People do some unspeakable things. Consequently, we’ve implemented procedures when red flags are raised. Woman and children who show at the hospital claiming to have fallen down stairs are often screened for abuse. Apparently, when they’re pregnant and express ambivalence about whether their baby survives, they’re sometimes screened for feticide. As with any other criminal justice matter, innocents are sometimes falsely accused.
These cases are a harbinger of what’s to come as abortion laws become increasingly strict and abortion clinics harder to access in the more conservative parts of the country. They demonstrate the lengths to which women will go to end unwanted pregnancies. But even more, they demonstrate that criminalizing abortion means turning women who have abortions into criminals.

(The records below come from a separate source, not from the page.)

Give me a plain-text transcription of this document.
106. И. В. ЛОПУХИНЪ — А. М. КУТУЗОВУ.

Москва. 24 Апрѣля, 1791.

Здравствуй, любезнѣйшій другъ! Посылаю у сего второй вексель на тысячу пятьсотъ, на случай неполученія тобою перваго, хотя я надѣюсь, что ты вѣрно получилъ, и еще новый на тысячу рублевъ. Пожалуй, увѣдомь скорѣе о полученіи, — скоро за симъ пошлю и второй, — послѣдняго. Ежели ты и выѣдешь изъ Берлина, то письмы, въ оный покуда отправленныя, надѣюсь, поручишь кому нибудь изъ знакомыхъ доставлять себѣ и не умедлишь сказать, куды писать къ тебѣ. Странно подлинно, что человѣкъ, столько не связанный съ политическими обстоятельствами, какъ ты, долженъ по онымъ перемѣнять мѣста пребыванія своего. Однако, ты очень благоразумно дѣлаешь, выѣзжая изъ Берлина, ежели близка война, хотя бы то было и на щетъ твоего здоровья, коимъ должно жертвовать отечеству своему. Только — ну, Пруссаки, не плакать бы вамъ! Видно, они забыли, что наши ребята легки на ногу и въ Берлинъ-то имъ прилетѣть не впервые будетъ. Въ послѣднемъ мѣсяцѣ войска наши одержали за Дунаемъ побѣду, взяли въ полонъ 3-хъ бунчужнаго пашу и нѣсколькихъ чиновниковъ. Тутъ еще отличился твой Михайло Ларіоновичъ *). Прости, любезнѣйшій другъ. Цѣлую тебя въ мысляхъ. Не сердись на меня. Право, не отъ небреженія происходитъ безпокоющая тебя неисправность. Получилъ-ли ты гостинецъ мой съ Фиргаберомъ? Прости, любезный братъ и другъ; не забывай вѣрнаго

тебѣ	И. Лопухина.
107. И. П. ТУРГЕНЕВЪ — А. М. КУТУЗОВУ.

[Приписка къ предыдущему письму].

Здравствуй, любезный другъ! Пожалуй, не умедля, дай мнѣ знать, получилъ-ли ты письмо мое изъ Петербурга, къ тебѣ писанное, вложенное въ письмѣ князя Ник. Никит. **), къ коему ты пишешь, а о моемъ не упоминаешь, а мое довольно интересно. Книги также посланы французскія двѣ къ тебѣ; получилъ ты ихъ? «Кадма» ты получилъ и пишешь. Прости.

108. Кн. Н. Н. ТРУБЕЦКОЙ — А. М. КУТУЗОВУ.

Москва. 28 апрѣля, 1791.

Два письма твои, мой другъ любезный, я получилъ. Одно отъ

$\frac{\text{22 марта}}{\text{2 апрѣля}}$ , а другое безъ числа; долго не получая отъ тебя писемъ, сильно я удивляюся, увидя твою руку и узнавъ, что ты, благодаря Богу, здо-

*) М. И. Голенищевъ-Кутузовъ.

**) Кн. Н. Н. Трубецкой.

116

Well . . . no. Or, at least, not any more than criminalizing any activity turns the people who engage in that activity into criminals. Abortion is legal, at least in the first 20 weeks or so of pregnancy, because we’ve convinced ourselves that it’s a clinical procedure conducted by highly trained medical professionals. It’s quite another thing when people take matters into their own hands.
Further, in most of the cases Goldberg recounts, it would have been illegal to kill the baby, anyway, because of the lateness of term. Even going back to Roe, which proclaimed abortion a Constitutional right under the broader right of privacy, thee was a sliding scale depending on fetal viability. There was essentially no right to abortion in the third trimester and essentially no right for the state to intervene in the first. That has evolved somewhat in the intervening years towards a pure viability standard.
Should we be doing a better job of educating poor women on their choices? Sure. And there’s a bizarre disconnect between abortion being both legal and supported by a majority of Americans and yet not readily available in many places. But not as bizarre as the notion that back alley abortions–the very thing that pro-abortion rights people have been touting all these years as the horrific alternative to legal abortion–is being portrayed as a legitimate alternative that society shouldn’t seek to punish.
*It occurs to me that “baby” might be a prejudicial term here. But my wife and I have been through this process twice now, expecting the birth of our second girl on the 27th. Not only do we think of it as a “baby” and not a “fetus,” but every doctor and nurse we’ve dealt with throughout both pregnancies uses that language, too.